The article recommends approaching breastfeeding as a holistic experience that integrates psychological, social, and cultural dimensions, and not solely the physiology of lactation. For midwives, nurses, and other healthcare professionals, this implies:

  • Systematically including questions about sensations and emotions during breastfeeding.

  • Recognising breastfeeding aversion as a legitimate source of distress, even in the absence of any visible physical problem.

  • Offering personalised strategies, including psychological support, fatigue management, interventions to redistribute household tasks, and weaning support if that is the mother's choice.
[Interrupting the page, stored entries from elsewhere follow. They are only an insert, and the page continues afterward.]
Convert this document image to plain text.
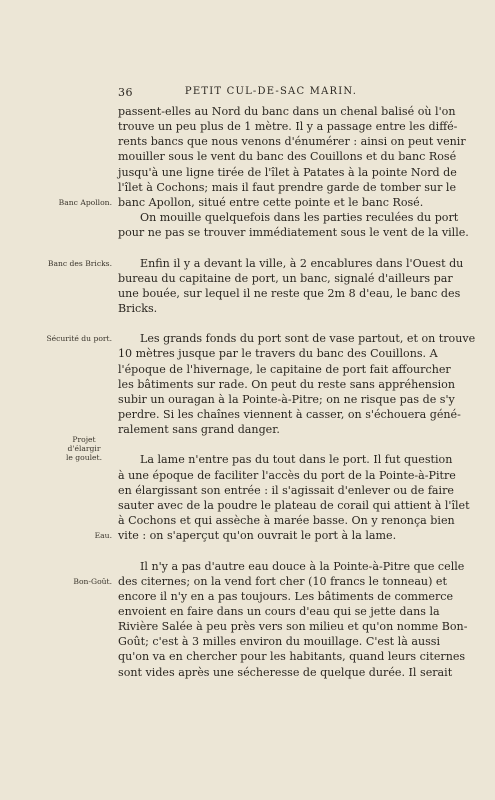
36	PETIT CUL-DE-SAC MARIN.
passent-elles au Nord du banc dans un chenal balisé où l'on
trouve un peu plus de 1 mètre. Il y a passage entre les diffé-
rents bancs que nous venons d'énumérer : ainsi on peut venir
mouiller sous le vent du banc des Couillons et du banc Rosé
jusqu'à une ligne tirée de l'îlet à Patates à la pointe Nord de
l'îlet à Cochons; mais il faut prendre garde de tomber sur le
banc Apollon, situé entre cette pointe et le banc Rosé.
On mouille quelquefois dans les parties reculées du port
pour ne pas se trouver immédiatement sous le vent de la ville.
Enfin il y a devant la ville, à 2 encablures dans l'Ouest du
bureau du capitaine de port, un banc, signalé d'ailleurs par
une bouée, sur lequel il ne reste que 2m 8 d'eau, le banc des
Bricks.
Les grands fonds du port sont de vase partout, et on trouve
10 mètres jusque par le travers du banc des Couillons. A
l'époque de l'hivernage, le capitaine de port fait affourcher
les bâtiments sur rade. On peut du reste sans appréhension
subir un ouragan à la Pointe-à-Pitre; on ne risque pas de s'y
perdre. Si les chaînes viennent à casser, on s'échouera géné-
ralement sans grand danger.
La lame n'entre pas du tout dans le port. Il fut question
à une époque de faciliter l'accès du port de la Pointe-à-Pitre
en élargissant son entrée : il s'agissait d'enlever ou de faire
sauter avec de la poudre le plateau de corail qui attient à l'îlet
à Cochons et qui assèche à marée basse. On y renonça bien
vite : on s'aperçut qu'on ouvrait le port à la lame.
Il n'y a pas d'autre eau douce à la Pointe-à-Pitre que celle
des citernes; on la vend fort cher (10 francs le tonneau) et
encore il n'y en a pas toujours. Les bâtiments de commerce
envoient en faire dans un cours d'eau qui se jette dans la
Rivière Salée à peu près vers son milieu et qu'on nomme Bon-
Goût; c'est à 3 milles environ du mouillage. C'est là aussi
qu'on va en chercher pour les habitants, quand leurs citernes
sont vides après une sécheresse de quelque durée. Il serait
Banc Apollon.
Banc des Bricks.
Sécurité du port.
Projet d'élargir le goulet.
Eau.
Bon-Goût.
In conclusion, the article highlights breastfeeding aversion as a real and relatively common experience for a non-negligible proportion of mothers, influenced by fatigue, pain, relational context, and psychological factors, and emphasises the need for a broader, more empathic clinical perspective on breastfeeding.



Other Relevant Resources on This Topic

Book by Zainab Yate, British researcher and breastfeeding counsellor: "When Breastfeeding Sucks". In this work, she explains that despite experiencing aversion, mothers wish to continue breastfeeding, and she also considers the social context and ambivalence surrounding breastfeeding that, in her view, contributes to this phenomenon: society encourages breastfeeding while at the same time disparaging women who breastfeed in public, for example.


Mizrak Sahin B. Factors Associated with the Breastfeeding Aversion Response. Breastfeed Med. 2025 Feb;20(2):118-125. doi: 10.1089/bfm.2024.0178. Epub 2025 Jan 21. PMID: 39836009.